Lao stated: “Confucius said: ‘Since I was never appointed to high public office I mastered the arts.’” (1) (2) (3)
Don’t beat yourself up too much if you fail to get your dream job. Other opportunities will come along if you continue to work hard and broaden your experience and knowledge. The key is to keep on learning by embracing new challenges and developing new areas of interest.
This article features a translation of Chapter 7 of Book 9 of the Analects of Confucius. You can read my full translation of Book 9 here.
(1) Lao (牢) is usually identified as a disciple of Confucius called Yuan Xian (原憲). You can read more about him here.

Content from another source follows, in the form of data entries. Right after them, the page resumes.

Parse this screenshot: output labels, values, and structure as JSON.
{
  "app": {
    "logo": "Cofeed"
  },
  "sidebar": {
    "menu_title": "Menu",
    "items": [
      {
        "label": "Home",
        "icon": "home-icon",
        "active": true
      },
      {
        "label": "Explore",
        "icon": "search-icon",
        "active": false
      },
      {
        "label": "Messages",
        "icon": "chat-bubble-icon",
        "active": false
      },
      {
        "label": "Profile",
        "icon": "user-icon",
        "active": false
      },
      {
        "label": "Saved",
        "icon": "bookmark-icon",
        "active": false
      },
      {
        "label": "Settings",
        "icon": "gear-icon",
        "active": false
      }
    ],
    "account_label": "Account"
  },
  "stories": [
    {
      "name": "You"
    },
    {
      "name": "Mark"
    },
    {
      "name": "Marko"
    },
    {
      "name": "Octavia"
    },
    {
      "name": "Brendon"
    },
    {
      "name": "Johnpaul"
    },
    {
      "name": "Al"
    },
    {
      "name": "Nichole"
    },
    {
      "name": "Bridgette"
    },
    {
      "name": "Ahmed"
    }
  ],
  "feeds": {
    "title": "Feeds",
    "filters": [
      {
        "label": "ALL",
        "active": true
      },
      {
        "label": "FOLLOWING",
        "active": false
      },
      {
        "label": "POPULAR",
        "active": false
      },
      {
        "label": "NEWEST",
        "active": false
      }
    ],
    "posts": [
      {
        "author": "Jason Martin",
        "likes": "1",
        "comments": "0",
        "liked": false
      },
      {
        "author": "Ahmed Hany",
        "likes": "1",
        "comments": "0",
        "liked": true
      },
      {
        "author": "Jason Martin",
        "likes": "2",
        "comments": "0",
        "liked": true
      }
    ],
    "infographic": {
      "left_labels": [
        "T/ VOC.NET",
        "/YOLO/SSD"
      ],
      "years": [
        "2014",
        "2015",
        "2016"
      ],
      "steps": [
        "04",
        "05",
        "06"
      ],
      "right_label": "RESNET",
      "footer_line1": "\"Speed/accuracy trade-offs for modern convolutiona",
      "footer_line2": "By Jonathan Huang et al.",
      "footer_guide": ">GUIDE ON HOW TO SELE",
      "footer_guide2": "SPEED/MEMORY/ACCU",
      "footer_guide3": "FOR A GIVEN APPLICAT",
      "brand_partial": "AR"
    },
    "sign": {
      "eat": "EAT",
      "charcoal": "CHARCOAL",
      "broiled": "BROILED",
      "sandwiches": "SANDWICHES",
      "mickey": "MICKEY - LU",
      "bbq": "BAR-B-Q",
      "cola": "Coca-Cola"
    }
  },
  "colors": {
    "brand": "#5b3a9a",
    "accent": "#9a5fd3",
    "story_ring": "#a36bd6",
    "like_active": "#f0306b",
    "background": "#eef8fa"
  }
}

(2) Because of its different style and tone, some commentators believe that this passage is an editorial hack that was added to the Analects at a later date. Some include it in Chapter 6 of Book 9, while others regard it is a separate chapter.
(3) Assuming that this quote is genuine, Confucius presumably means that he was never made chief minister when he says that he was never appointed to high office. Between 501 and 497 BCE, held a number of official positions in the state of Lu – though it is unclear how important these were.
(4) Again assuming that this quote is genuine, Confucius is presumably referring to the so-called “Six Arts” (六藝) of ritual, music, calligraphy, mathematics, archery, and charioteering.